Она в самом деле произнесла это совсем тихо. Но он, конечно, услышал. Или догадался. И чуть сжал ее пальцы.
– Но это же невозможно, Ваня, – сказала она. – Не можешь же ты вот так просидеть всю ночь.
– Почему? Могу. Я тренированный.
– Ты опять меня охмуряешь? – засмеялась она.
– Чистую правду говорю. Сколько скажешь, столько и буду сидеть. Но лучше давай ляжем. Ты не бойся, не бойся, – поспешно проговорил он. – Мы… просто так ляжем. Чтобы ты не устала.
– Мне кажется, я не могу устать. Я сама сейчас… как робот. Не обижайся. Просто я слышу, как говорю. Очень странно говорю. Я не понимаю, что со мной, Ваня.
– Я бы тебе объяснил. Если бы сам понимал.
Он встал, и Лоле пришлось встать тоже: она не могла отпустить его руки. Он отпустил их на минуту, чтобы раздвинуть диван. И всю эту отдельную от него минуту ее снова била дрожь.
Они легли не раздеваясь, только сбросили туфли. Раздеться – это было бы сейчас самым спокойным, самым рациональным действием; они не могли его совершить. Они лежали, повернувшись друг к другу, и по-прежнему смотрели друг другу в глаза, только теперь глаза были совсем близко. И губы тоже были близко – Лола чувствовала жар его губ.

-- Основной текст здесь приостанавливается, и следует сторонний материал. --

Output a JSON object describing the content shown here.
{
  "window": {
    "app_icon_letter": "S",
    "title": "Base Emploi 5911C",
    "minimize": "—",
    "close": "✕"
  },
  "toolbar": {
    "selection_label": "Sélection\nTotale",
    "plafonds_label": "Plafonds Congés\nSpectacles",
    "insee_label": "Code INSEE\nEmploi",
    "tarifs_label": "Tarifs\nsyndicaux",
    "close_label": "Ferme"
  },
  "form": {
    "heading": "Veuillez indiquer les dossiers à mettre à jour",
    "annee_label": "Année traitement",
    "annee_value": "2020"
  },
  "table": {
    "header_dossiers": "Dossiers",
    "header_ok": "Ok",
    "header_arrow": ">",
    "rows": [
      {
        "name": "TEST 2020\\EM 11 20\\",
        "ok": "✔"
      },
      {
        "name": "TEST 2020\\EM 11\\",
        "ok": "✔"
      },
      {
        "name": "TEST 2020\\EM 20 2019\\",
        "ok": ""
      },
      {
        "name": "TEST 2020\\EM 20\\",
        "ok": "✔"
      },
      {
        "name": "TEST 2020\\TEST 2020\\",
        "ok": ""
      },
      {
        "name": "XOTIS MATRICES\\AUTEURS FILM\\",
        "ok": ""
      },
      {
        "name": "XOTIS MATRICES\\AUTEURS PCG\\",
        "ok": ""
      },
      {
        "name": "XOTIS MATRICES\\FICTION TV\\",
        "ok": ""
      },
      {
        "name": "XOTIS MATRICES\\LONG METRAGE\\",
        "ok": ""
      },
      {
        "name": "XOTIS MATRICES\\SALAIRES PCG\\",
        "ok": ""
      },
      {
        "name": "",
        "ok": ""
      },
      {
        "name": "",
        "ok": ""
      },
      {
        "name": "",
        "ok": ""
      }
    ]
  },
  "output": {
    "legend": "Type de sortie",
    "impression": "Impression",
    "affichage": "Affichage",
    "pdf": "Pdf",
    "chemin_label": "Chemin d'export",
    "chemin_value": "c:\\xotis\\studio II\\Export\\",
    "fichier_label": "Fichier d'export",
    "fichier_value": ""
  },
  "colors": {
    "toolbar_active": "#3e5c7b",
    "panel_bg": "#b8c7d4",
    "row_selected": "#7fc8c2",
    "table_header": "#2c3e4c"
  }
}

«Порох на губах», – вдруг вспомнила она.
Так кричали однажды на свадьбе, на которую Лола пришла в большой толпе окрестных детей. Невеста была местная, а жених из-под Рязани, он только что отслужил в Душанбе срочную. На свадьбу приехали его родственники из далекой русской деревни, они и кричали молодым, кроме «горько», вот это – «порох на губах».

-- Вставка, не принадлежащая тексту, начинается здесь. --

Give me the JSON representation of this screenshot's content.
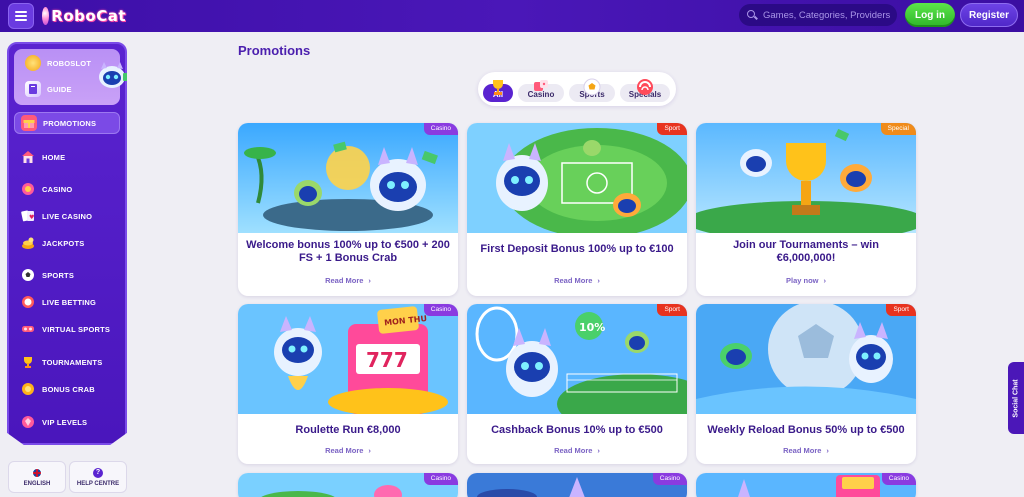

Лола осторожно прикоснулась губами к губам Ивана. Это не был даже поцелуй – только прикосновение, на которое он ответил таким же прикосновением, осторожным и горячим одновременно.
– Не смейся, – сказал он. – Меня как будто паралич разбил.
– Разве я смеюсь? – удивилась она.
– Конечно. Я по губам чувствую.
– Это я не смеюсь, я… Ваня, тебе же надо хотя бы предупредить…
Она понимала, что на самом деле ему надо не предупредить жену о том, что он якобы задерживается на работе, а просто встать и уйти. Но сказать ему это она была не в силах. Она постаралась отогнать от себя это свое понимание.
– Спи, не думай ни о чем, – сказал он.
– А ты что будешь делать?
– Тоже усну. Я завтра рано уеду. Мне же на работу.
– Ты в какой-нибудь жаре будешь тренироваться, да? – каким-то детским тоном спросила Лола. – Чтобы привыкнуть к скафандру?
– Нет. – Он улыбнулся. Его улыбка прошла по ее губам, как волна по морю. – В сильной жаре теперь не держат. Считается, лишние перегрузки на тренировках ни к чему. А завтра у меня по графику вообще – только поиграть.
– Во что поиграть? – не поняла она.
– За компьютером. Просто отработка разных ситуаций. Ручное управление станцией, например. Я рано уйду, не буду тебя будить.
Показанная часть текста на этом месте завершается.